Officials will track manipulated news during election periods, and they may ask an operator to pause a service until safeguards are in place if public order is at risk.
Yearly reviews will measure progress and decide whether naming alone keeps harm in check or calls for stronger action.
How Will Japan Help Creatives With AI?
Tokyo released an intellectual property plan for the year 2025 on the same day. The document was made to lift Japan into the top 4 spots on the Global Innovation Index before 2035.
The plan predicts that anime, tourism and other cultural exports can add about ¥1 trillion to regional economies during the next decade. They also plan to recognise patent rights for programmers whose artificial intelligence later invents new gadgets, ending a grey zone that was usually a problem for engineers.
8 priority fields such as renewable energy, disaster response and smart transport will gain joint projects linking public budgets to private design work, while universities receive grants to train specialists who mix coding skill with subject knowledge.
Does The UK Have Similar Policies?
London chose consultation rather than a full cabinet group.
In December last year, the Department for Science Innovation and Technology issued a paper on copyright and artificial intelligence.

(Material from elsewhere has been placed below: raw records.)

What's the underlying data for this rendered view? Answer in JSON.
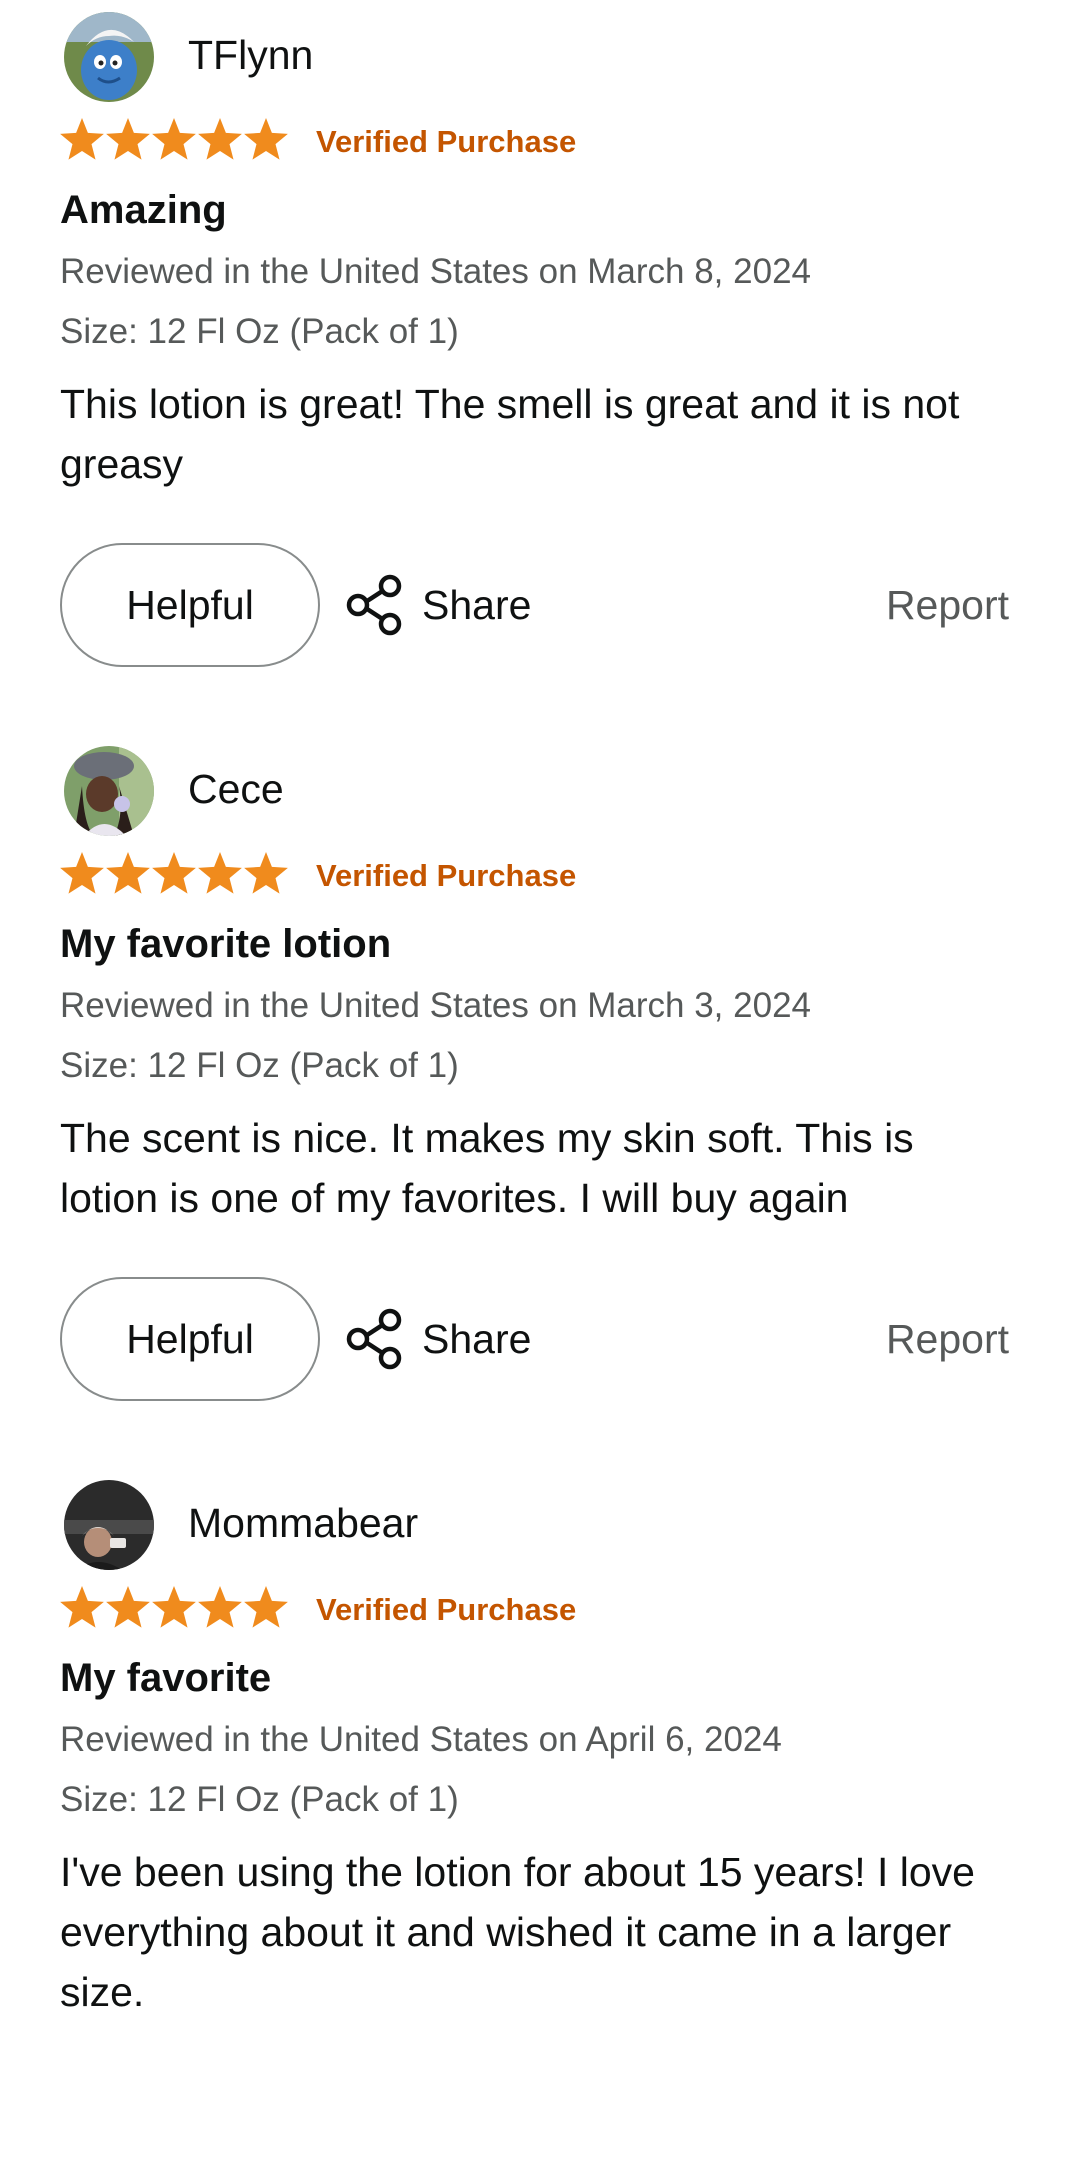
{
  "colors": {
    "star": "#f08b1d",
    "verified": "#c45500",
    "text": "#0f1111",
    "secondary": "#565959",
    "border": "#888c8c"
  },
  "icons": {
    "star": "star-icon",
    "share": "share-icon"
  },
  "reviews": [
    {
      "author": "TFlynn",
      "rating": 5,
      "verified_label": "Verified Purchase",
      "title": "Amazing",
      "date_line": "Reviewed in the United States on March 8, 2024",
      "size_line": "Size: 12 Fl Oz (Pack of 1)",
      "body": "This lotion is great! The smell is great and it is not greasy",
      "helpful_label": "Helpful",
      "share_label": "Share",
      "report_label": "Report"
    },
    {
      "author": "Cece",
      "rating": 5,
      "verified_label": "Verified Purchase",
      "title": "My favorite lotion",
      "date_line": "Reviewed in the United States on March 3, 2024",
      "size_line": "Size: 12 Fl Oz (Pack of 1)",
      "body": "The scent is nice. It makes my skin soft. This is lotion is one of my favorites. I will buy again",
      "helpful_label": "Helpful",
      "share_label": "Share",
      "report_label": "Report"
    },
    {
      "author": "Mommabear",
      "rating": 5,
      "verified_label": "Verified Purchase",
      "title": "My favorite",
      "date_line": "Reviewed in the United States on April 6, 2024",
      "size_line": "Size: 12 Fl Oz (Pack of 1)",
      "body": "I've been using the lotion for about 15 years! I love everything about it and wished it came in a larger size."
    }
  ]
}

The consultation opened that month and closed in Feb this year.
The paper outlines a text and data mining exception. Writers, musicians and publishers can mark their work with machine readable tags that block training unless a licence is signed. Developers may train on untagged material as long as they publish general summaries of their data sources.
3 ideas frame the proposal…
- artists should keep control and earn payment.
- research labs need lawful access to rich data.
- public trust rises when people know what information enters large models.
For now regulators work with existing copyright rules while legislators study the consultation responses.
How Will Wrongdoing Be Investigated?
In Japan, police and regulators plan close watch on services that create unlawful content or leak private files. They will collect system logs, interview engineers and trace training data until they know the cause.
Once facts are clear the cabinet can post the developer name on an official site and share findings with courts. Victims then gain a clear target for civil claims and other firms learn a lesson without extra penalties.